Jerry Huddleston / Creative Commons
A Minnesota utility announced Thursday it will close two coal-fired generators at a plant on Lake Superior by next fall as part of an plan to substantially reduce its reliance on coal.
Minnesota Power will idle the Units 1 and 2 at Taconite Harbor in Schroeder next year as it begins a process of reducing coal-based generation while moving toward more natural gas and renewables. Unit 3 was retired in May.
The announcement comes ahead of Minnesota Power’s September filing of a required “integrated resource plan” that utilities have to periodically submit for approval to the Minnesota Public Utilities Commission.
The plans offer a 15-year forecast of a utility’s generation mix, which in the case of Minnesota Power will be dramatically different than in past decades.
The utility currently generates 75 percent of its power from coal and 25 percent from renewables, said Al Rudeck, vice president of strategy and planning. That will change over the next 15 years to a third coal, a third natural gas and the rest renewables, he said.
“It’s a balanced portfolio of energy sources” that will reduce carbon-based emissions, Rudeck said. “We think it’s the best plan, and the most affordable plan, for our customers.”
Minnesota Power, which has 143,000 residential and business customers, will reduce carbon emissions by 20 percent by 2020 and 30 percent by 2025, according to a press release describing the 15 year “Energy Forward” plan.
The carbon reduction will come in part from Taconite Harbor’s closure, the addition of 200 to 300 megawatts of natural gas, more solar generation and a continued focus on energy conservation.
The utility also has significant investment in wind, with 625 MW in the energy pipeline, and some hydro purchased from Manitoba Hydro.
The Sierra Club’s Beyond Coal campaign manager Michelle Rosier said Minnesota Power “should be applauded, this is a step in the right direction. We’ve been concerned that the EnergyFoward had goals, but not how they would achieve them. This shows how they might begin to achieve them. It’s the right decision for Minnesotans.”
Fresh Energy science policy director J. Drake Hamilton said the Taconite Harbor’s closure “is a critical step for Minnesota. These were polluting old units. It is great news for the health of Minnesotans.”

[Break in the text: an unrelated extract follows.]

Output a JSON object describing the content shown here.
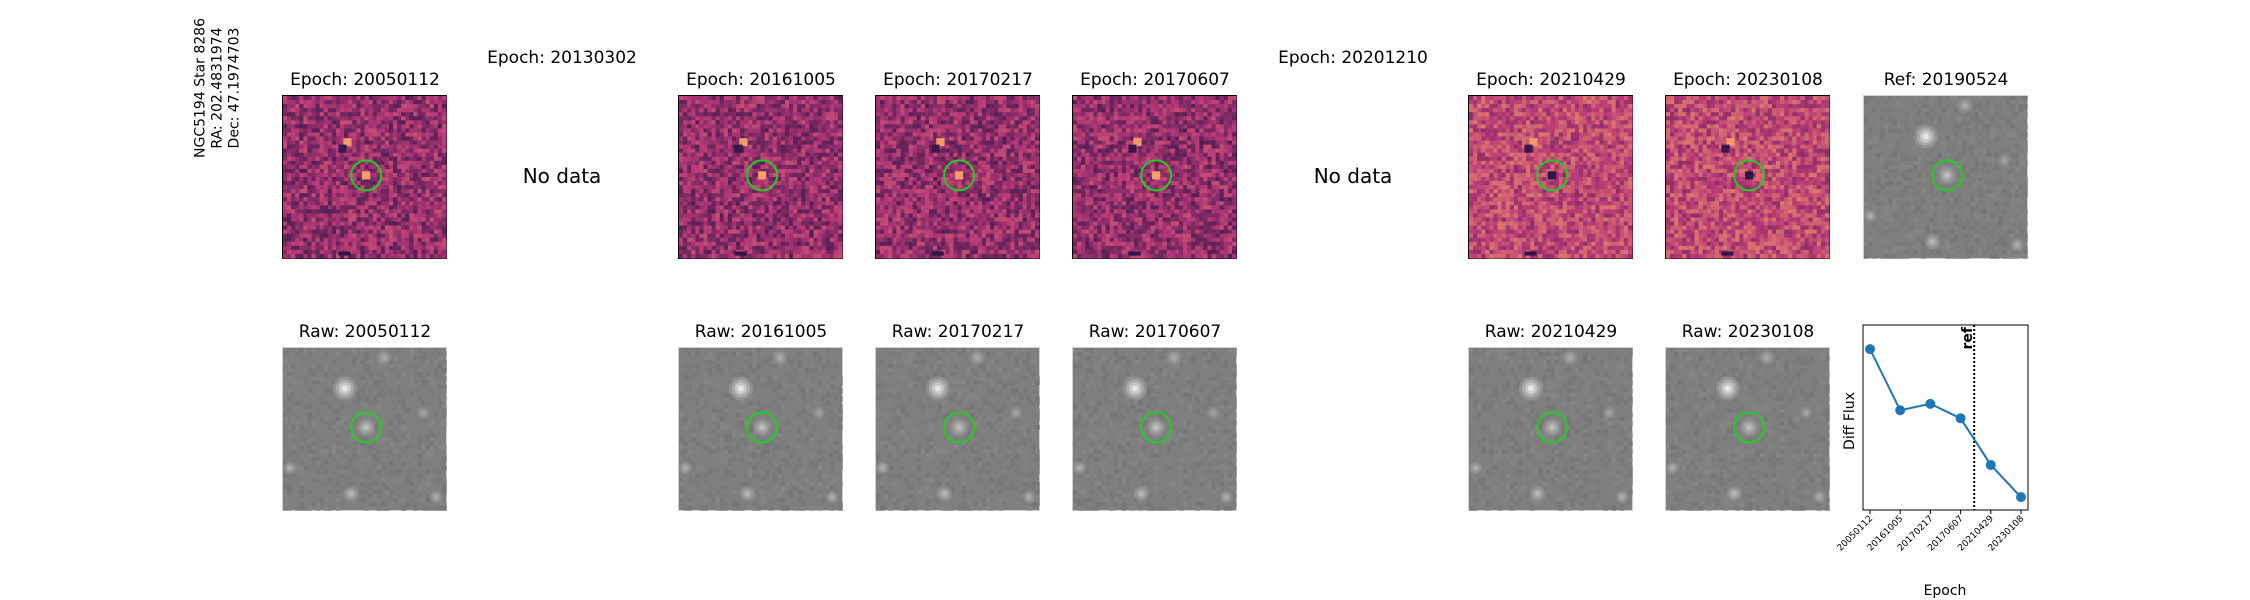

The Taconite Harbor plant had been at the center of a dispute over an outdated permit for sulfur dioxide (SO2) emissions that was brought to the attention of the Minnesota Pollution Control Agency by the Sierra Club, Fresh Energy and the Minnesota Center For Environmental Advocacy. The three groups are all members of RE-AMP, which publishes Midwest Energy News.
A settlement had been reached among those parties, the agency and Minnesota Power. The decision to close Taconite Harbor had nothing to do with the controversy and the company always had been in full compliance with the permit, Rudeck claimed.
However, Hamilton said the results of modeling by the company released this week as part of the settlement showed air pollution might continue to be a problem at the plant.
The modeling showed “potential ongoing air pollution concerns that would not be resolved,” she said. “I think this decision (the Taconite Harbor closure) is related to that finding.”
While the Taconite Harbor plant will not produce coal-based electricity again, it could be repurposed for natural gas or biomass, Rudeck said. The company will be speaking to local stakeholders in the future about using the current plant’s infrastructure for natural gas, biomass or some other cleaner generation source.
Minnesota Power has retrofitted coal plants in the past, he said. The Laskin Energy Center in Hoyt Lakes was converted to natural gas and Hibbard Renewable Energy Center now produces steam from biomass for NewPage Corp. in Duluth.
Amy Rutledge, spokeswoman for the utility, said just a few years ago 95 percent of the electricity generated by the utility came from coal burning plants. “Some folks may say we’re not moving fast enough but this is a thoughtful, balanced, nuanced approach that is in the best interest of our customers,” she said.
Yet both Rosier and Hamilton expressed concerns about the aging Boswell Energy Center in Cohasset. Its continued operation should be open for debate, especially as costs plummet for wind and, especially, solar, Rosier said.
Hamilton said the utility is “still a long way from the [three-way] split” between coal, natural gas and renewable energy. Minnesota Power’s initial goal of getting to 50 percent coal by 2025 could be problematic without looking again at Boswell’s operations, she suggested.
The plant has two units built in the 1950s and ’60s, a third that opened in 1973 and a fourth which began operation in 1980. The company’s EnergyForward plan points out a project is underway to reduce mercury emissions by 90 percent in Clay Boswell’s Unit 4, the company’s largest generating unit.
With the plant closing comes the loss of jobs for 42 employees, said Rutledge. Some may be reassigned to other positions in the company.